Season Four, Episode 5
Written by Lisa Klink
Directed by Kenneth Biller
Main Cast:
Kate Mulgrew as Captain Kathryn Janeway
Robert Beltran as Chakotay
Roxann Dawson as B'Elanna Torres
Robert Duncan McNeill as Tom Paris
Ethan Phillips as Neelix
Robert Picardo as The Doctor
Tim Russ as Tuvok
Jeri Ryan as Seven of Nine
Garrett Wang as Harry Kim

Guest Cast:
Leland Orser as Dejaran


Voyager gets a distress signal from the holographic "isomorph" Dejaran, the only survivor aboard a ship whose entire crew has been killed in an accident. The Doctor, eager to meet a fellow hologram, accompanies B'Elanna to investigate the ship. However, Dejaran proves to be one chip short of a circuit board and has an intense hatred of organic life-forms, having actually killed the ship's crew himself. He starts stalking and eventually attacks B'Elanna, leaving the Doctor to rescue her by disabling his fellow hologram. Meanwhile, Harry is assigned to work with Seven, but finds himself nursing something of a crush on the alluring Borg. She eventually confronts him with this, but is so disarmingly direct that the callow young ensign jumps a mile.

Revulsion is a strange episode; it's entertaining, engaging and amiable, yet at the same time almost completely superficial. The main plot involves Torres and the Doc trapped on a deserted ship with a nutty hologram (why am I reminded of Red Dwarf?! ;-)) who's got  a hatred of "organics" and it's interesting enough, at times it's well-utilised -- quite unlike the dreadful Rise last season. Oh boy, Revulsion may not be a great episode, but compared to Rise it's a Shakespearean masterpiece!

The performances are all strong, with the ever-reliable Robert Picardo and Roxann Dawson giving their usual splendid work and guest star Leland Orser gives an especially effective performance as Dejaran, the homicidal hologram. There are some nice touches that help build up the story, such as Dejaran's backstory and his describing the isolation and alienation he experienced (an effective touch was the pet fish he wasn't allowed to keep). The Doctor feels an immediate affinity for him and can understand his feelings of being treated as an inferior by the "organics". He recalls that when he was first activated he felt pretty much the same way, as if he were nothing more than a talking tricorder. It's interesting to note how much more comfortable the Doc is with the crew now as he's adjusted and integrated himself. It's always nice to see such character growth. I had hoped we'd at least get a mention of Kes and perhaps some evidence that the Doc misses his closest friend. Ah well, it never pays to have expectations with Voyager. I've long since given up expecting anything, I just take what comes.

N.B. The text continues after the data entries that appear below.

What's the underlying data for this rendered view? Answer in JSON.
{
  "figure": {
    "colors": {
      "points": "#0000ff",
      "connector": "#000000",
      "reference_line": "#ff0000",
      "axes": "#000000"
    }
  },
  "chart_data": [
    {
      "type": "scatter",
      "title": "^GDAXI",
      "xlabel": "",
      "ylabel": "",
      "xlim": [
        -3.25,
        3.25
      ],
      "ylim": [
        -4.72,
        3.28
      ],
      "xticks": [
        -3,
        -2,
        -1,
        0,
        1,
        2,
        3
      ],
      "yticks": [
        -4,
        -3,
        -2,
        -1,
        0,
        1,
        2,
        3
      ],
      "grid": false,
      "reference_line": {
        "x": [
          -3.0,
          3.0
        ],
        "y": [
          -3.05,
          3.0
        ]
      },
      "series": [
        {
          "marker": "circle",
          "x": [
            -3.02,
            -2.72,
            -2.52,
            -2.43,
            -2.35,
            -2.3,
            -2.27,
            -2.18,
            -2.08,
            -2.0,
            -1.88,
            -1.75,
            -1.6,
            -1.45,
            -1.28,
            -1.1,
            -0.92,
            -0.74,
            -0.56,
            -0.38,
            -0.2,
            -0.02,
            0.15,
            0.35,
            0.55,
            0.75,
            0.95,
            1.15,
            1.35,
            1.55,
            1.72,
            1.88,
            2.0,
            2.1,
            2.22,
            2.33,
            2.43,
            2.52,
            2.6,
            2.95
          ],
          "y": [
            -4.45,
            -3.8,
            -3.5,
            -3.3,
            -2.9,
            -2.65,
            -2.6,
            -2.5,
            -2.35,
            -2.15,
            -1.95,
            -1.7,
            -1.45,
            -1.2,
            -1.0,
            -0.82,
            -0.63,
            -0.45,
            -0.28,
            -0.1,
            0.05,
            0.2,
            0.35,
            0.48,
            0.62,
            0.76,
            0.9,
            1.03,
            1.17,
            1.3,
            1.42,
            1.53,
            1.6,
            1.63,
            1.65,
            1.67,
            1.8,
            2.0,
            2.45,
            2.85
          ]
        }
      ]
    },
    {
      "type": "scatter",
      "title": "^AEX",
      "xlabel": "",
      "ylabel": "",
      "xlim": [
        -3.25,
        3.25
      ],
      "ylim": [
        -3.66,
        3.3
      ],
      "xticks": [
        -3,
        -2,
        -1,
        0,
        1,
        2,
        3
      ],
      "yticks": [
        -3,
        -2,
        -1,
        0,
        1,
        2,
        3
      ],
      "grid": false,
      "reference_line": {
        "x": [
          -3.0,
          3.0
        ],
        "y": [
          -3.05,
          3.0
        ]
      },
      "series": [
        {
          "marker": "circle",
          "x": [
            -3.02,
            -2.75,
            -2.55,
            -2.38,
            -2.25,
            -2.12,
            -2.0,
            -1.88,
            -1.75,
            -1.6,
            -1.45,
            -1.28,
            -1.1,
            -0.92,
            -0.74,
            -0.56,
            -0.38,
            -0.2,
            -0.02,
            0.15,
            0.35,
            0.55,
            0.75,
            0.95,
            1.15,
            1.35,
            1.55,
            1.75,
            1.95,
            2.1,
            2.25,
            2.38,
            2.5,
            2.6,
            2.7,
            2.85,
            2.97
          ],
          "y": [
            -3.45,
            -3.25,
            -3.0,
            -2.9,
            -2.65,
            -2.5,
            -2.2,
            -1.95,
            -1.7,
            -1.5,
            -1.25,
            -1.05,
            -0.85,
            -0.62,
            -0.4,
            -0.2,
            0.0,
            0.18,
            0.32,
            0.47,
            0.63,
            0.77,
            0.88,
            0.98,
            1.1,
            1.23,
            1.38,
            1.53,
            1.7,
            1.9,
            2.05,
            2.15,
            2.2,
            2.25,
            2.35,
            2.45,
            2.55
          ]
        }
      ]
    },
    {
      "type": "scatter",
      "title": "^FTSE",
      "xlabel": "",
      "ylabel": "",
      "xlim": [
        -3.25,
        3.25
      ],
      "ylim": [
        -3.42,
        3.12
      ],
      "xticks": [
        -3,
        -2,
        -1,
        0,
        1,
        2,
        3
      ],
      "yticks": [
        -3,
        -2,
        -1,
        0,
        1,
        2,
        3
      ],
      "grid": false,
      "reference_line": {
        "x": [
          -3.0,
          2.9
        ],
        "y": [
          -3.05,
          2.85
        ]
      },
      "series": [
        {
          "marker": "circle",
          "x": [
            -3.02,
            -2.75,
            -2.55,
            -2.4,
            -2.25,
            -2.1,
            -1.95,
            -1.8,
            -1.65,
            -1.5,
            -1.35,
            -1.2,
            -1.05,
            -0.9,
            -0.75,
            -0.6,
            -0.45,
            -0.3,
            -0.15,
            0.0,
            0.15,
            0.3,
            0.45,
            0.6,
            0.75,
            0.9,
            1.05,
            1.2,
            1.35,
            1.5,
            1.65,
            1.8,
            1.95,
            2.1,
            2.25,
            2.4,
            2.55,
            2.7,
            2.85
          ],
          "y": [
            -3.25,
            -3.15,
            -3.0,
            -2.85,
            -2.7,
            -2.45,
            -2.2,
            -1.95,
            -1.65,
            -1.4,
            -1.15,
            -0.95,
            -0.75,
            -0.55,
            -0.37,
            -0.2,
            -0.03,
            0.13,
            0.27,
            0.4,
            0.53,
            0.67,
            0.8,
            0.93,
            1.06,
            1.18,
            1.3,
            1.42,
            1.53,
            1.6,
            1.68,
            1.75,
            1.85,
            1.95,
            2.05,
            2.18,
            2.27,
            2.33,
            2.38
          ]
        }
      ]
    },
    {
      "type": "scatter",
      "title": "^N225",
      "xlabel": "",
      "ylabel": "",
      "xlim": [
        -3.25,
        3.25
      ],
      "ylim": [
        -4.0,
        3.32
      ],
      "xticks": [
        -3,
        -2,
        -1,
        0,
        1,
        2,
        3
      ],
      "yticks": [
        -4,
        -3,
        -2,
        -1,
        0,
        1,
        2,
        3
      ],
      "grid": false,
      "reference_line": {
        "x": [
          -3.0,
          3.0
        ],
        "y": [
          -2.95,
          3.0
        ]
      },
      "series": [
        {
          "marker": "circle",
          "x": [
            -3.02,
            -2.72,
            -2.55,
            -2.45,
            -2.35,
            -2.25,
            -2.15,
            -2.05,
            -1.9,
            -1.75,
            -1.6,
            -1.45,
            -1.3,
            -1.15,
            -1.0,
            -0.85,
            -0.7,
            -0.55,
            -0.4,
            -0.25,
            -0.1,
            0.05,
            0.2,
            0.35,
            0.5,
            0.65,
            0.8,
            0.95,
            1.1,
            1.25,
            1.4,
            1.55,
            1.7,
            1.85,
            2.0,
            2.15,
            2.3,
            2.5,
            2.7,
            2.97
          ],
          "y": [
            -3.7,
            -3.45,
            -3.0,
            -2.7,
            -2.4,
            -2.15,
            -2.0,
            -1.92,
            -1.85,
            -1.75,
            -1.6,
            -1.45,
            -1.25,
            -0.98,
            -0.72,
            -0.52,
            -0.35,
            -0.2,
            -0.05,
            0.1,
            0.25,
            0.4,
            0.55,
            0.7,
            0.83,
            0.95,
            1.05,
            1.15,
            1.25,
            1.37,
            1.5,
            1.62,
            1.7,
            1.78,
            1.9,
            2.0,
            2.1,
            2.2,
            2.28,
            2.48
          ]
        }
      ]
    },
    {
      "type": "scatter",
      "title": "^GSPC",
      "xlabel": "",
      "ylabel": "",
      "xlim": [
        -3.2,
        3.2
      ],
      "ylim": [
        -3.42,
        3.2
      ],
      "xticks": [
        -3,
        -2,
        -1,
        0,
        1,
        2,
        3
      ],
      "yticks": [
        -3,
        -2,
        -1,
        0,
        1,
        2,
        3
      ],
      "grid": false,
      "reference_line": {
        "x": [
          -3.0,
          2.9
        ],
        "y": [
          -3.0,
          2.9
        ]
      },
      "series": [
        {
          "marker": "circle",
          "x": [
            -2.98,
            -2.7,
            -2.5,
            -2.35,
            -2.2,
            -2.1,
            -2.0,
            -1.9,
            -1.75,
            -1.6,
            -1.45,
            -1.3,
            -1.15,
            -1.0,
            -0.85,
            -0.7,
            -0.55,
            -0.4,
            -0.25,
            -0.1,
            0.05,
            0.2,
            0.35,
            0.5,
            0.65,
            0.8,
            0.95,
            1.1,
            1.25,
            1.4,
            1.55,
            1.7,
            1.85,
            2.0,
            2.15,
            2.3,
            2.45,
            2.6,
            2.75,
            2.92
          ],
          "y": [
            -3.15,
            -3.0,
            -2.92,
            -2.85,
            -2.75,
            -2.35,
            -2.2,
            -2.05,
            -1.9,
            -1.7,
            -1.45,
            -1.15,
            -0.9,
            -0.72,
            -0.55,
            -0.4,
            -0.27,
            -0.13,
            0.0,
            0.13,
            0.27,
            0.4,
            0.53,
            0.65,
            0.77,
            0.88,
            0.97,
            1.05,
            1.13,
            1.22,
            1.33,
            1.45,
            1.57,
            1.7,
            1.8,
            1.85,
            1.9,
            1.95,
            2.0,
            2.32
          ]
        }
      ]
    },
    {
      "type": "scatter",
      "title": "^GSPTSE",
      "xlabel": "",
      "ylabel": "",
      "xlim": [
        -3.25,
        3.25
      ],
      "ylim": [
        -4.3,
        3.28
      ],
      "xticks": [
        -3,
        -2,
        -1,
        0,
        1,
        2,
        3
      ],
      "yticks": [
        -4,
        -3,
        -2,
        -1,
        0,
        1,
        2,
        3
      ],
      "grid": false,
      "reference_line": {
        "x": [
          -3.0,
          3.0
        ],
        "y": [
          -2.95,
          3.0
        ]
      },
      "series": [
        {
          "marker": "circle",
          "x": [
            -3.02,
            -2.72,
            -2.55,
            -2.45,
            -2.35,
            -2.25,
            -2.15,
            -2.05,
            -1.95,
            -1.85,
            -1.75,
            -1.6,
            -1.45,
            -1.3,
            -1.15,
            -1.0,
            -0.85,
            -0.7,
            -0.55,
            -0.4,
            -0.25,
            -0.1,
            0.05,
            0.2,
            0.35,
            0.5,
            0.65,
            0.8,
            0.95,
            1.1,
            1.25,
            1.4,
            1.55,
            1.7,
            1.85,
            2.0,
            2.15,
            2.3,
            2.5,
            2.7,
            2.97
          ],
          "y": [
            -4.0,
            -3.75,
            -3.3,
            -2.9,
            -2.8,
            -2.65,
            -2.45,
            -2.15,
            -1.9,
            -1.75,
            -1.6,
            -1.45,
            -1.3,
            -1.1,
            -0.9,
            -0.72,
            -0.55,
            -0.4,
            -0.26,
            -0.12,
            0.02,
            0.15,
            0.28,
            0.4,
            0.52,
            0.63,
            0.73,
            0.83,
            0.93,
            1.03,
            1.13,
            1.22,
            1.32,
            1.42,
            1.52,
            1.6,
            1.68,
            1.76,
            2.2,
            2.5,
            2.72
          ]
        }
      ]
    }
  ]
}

The main problem that besets the episode is that there's virtually no pay-off to any of it. Events unfold very predictably with Dejaran getting increasingly loopier until he eventually attacks B'Elanna. Subsequent scenes were obvious and well-telegraphed in advance and whilst the directing was reasonable and the music effective, the constant chase-around-the-room escapades started to get pretty tiresome. Nope, the conclusion isn't nearly exciting or clever enough to justify the build-up and you can't help but be rather unsatisfyied at the anti-climax.  Lisa Klink's script features some snappy dialogue but there's not nearly enough depth or purpose behind the premise to justify the build-up. The Doc gets some good lines, but a little more focus on  his relationship with his holographic "brother" might have given the story a bit more resonance, particularly given his "demise". And that ship definitely reminded me of Red Dwarf...

The sub-plot is perhaps rather stretched, but results in a hilarious scene where Harry tries to chat up Seven of Nine who cuts straight to the chase and asks if he desires copulation ("right, take off your clothes," she orders in all seriousness). Seeing Harry's flustered response was a delight and this scene alone (and his embarassed explanation to Chakotay) made the whole show worth it.